Garner, however, hired a lawyer and decided to stand trial in Mobile municipal court. Judge John Coleman convicted him on all counts last month. The magnitude of his fines, court costs, and community service has not yet been settled.
But the opinions of Garner and the several witnesses he had ready to testify are settled. Garner admits, "I'm not the best kid on the planet, not a model citizen." Yet he refuses to believe that he deserved what happened to him in Bienville Square or in court.
Garner thinks the judge regarded him as guilty before the trial began. So the judge didn't call to the stand every witnesses who came to swear that Garner hadn't resisted arrest; rather, the police had attacked him. Blane Roberts says "the judge wouldn't let us talk." Another recalls judge Coleman remarking, "Let's get this one over with. I know what I want for lunch." And he accepted the word of the two cops who testified, although Garner and his pals all say the officers lied about what occurred in the square on Joe Cain Day. They even denied the use of any foul language.
This experience makes these young people express degrees of disapproval of the police and the court ranging from dismay to disgust, to fear, to fury, and onward toward hatred, with occasional references to a "police state." Also sarcasm.
Jason Flack confesses -- without apparent regret: Exiting the courtroom as the twisted trial ended, he passed near the policeman who had been Garner's chief tormentor in the square and witness against him in court. "Lies," Flack whispered, just loud enough for the cop to hear. "I was hoping to cause somebody to lose some sleep," he admits, without directly calling the man a liar. The cop grabbed him by the arm and hauled him back to the judge. Flack didn't deny uttering "lies." Judge Coleman pronounced him in contempt of court and sentenced him to five days cleaning up at the stables of the police department's mounted unit. So far, Flack has dodged this duty, thanks to the intercession of an older acquaintance who has a friendly connection with the judge. But Flack swears that if this chore had befallen him, "I intended to spell LIES in a big pile of horse sh*t."
Less amusing is the report by another supporter of Garner. Near the end of the trial the whole group assembled in front of the judge for a scolding about their disrespect of the law and the police. This teen stood farthest to one side, from where he could see part of the area behind the judge's bench. He says a cop with "buzz cut" hair stepped through a door and stopped before reaching a point where the judge would see him.

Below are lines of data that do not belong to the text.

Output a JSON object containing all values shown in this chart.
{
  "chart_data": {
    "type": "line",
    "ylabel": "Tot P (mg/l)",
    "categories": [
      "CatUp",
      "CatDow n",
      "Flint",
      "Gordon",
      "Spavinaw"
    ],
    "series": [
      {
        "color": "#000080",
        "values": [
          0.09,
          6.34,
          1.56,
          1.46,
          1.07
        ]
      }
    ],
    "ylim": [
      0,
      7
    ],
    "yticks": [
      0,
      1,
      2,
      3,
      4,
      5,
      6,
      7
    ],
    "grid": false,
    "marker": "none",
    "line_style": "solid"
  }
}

He pulled out a blade somewhat larger than an ordinary pocketknife and pointed it toward Garner and company. Then he lifted it to his throat and drew it sideways in a slicing gesture. Once more he pointed it toward Garner, then put it away. He did this with a quiet, smirking sort of laugh, the young citizen asserts. A few people nearby -- maybe lawyers or court personnel -- also snickered, he says.
Garner and the others didn't see this mini-drama. They were focused in amazement on the judge's lecture. But they soon heard about the knife scene from the one who did see it, and they believe him. That helps explain why some statements quoted in this article have no names attached.
(The Harbinger invited both the Mobile police department and judge Coleman to tell their versions of these events for inclusion in this story, but neither had responded by press time.)